Nous considérons que le référendum prévu dans le projet de loi fragilise la démocratie sociale et nie la légitimité des organisations syndicales. Il permet en fait aux organisations syndicales minoritaires d'« utiliser » les salariés contre les organisations majoritaires non signataires, lesquelles peuvent représenter de 70 % à 90 % des salariés. Il accentuera aussi les oppositions entre les catégories de salariés qui n'ont pas forcément les mêmes intérêts. Nous en avons eu un exemple chez Smart, où le référendum a donné lieu à des divergences entre les cadres, qui avaient approuvé la mesure proposée à 74 %, et les ouvriers, dont seuls 39 % étaient pour.
On ne peut pas, à la fois, dans la loi du 20 août 2008 portant rénovation de la démocratie sociale et réforme du temps de travail, prétendre donner une légitimité aux organisations syndicales au travers des élections professionnelles, et les fragiliser via un référendum qui les délégitime aux yeux des salariés. C'est un contresens et un recul social !

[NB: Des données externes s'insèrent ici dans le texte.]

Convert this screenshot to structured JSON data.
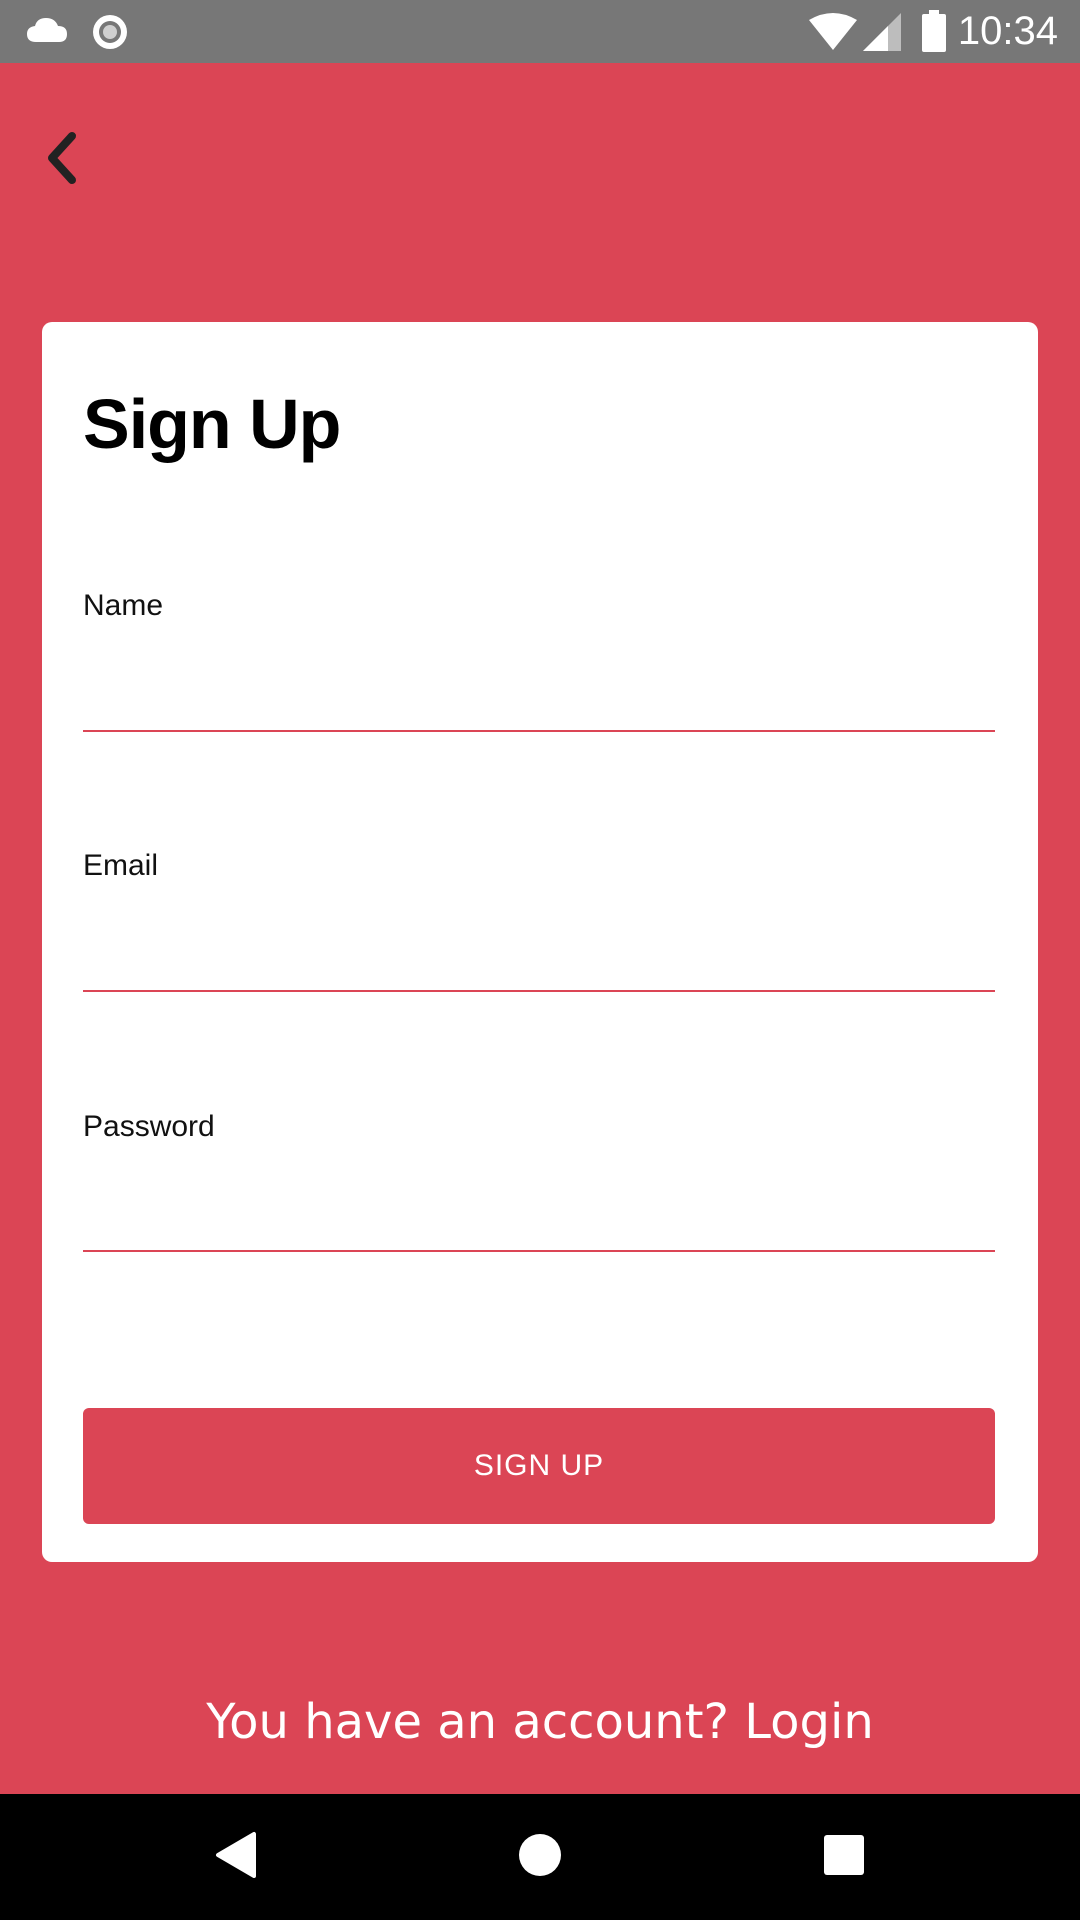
{
  "status_bar": {
    "time": "10:34",
    "icons": [
      "cloud-icon",
      "record-icon",
      "wifi-icon",
      "signal-icon",
      "battery-icon"
    ]
  },
  "header": {
    "back_icon": "chevron-left-icon"
  },
  "form": {
    "title": "Sign Up",
    "fields": [
      {
        "label": "Name",
        "value": ""
      },
      {
        "label": "Email",
        "value": ""
      },
      {
        "label": "Password",
        "value": ""
      }
    ],
    "submit_label": "SIGN UP"
  },
  "footer": {
    "login_prompt": "You have an account? Login"
  },
  "nav": {
    "icons": [
      "back-triangle-icon",
      "home-circle-icon",
      "recents-square-icon"
    ]
  },
  "colors": {
    "accent": "#db4555",
    "card": "#ffffff",
    "status_bar": "#777777",
    "nav_bar": "#000000"
  }
}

En outre, compte tenu de sa lourdeur, le référendum ne permet pas d'apporter une réponse rapide. Or il doit être mis en oeuvre dans des situations sociales difficiles. Les accords dérogatoires en matière de négociation annuelle obligatoire (NAO) seront également soumis à cette procédure, ce qui risque d'entraîner des difficultés. Du coup, les organisations majoritaires verront leur droit d'opposition disparaître. Quelle est la légitimité de ce mode de validation des accords ?
Pour ce qui concerne les règles de révision des accords, le principe retenu par le Gouvernement permettra aux entreprises de revenir plus facilement sur les droits conventionnels des salariés, à tous les niveaux, ce qui fragilisera lesdits droits. Nous étions favorables à l'engagement de la révision, à condition que soit maintenue la règle de l'unanimité des organisations syndicales signataires de l'accord d'entreprise, et que soit prévu un assouplissement pour la conclusion d'un avenant de révision. En matière d'avantages individuels acquis, un certain nombre de droits vont disparaître : jours de congés supplémentaires, avantages conventionnels en argent, sursalaire familial...
Le texte fragilise également les NAO, alors que la loi Rebsamen avait permis que leur périodicité soit négociée au sein de l'entreprise. Le projet de loi ajoute la possibilité d'y procéder par accord de branche.
La structuration des branches représente également un sujet important. Malgré une lettre paritaire des organisations syndicales et patronales sur cette question, le Gouvernement souhaite aller vite et remet en cause un certain nombre de dispositions de la loi Rebsamen.
En conclusion, la place de la négociation collective et des organisations syndicales est très fortement remise en cause par ce projet de loi. Recours au référendum, négociation facilitée au travers du mandatement, assouplissement des règles de révision, réduction des avantages individuels acquis, mais aussi, sur la philosophie même du texte, inversion de la hiérarchie des normes et remise en cause du principe de faveur, la liste est longue des points qui nous poussent à demander le retrait de ce texte.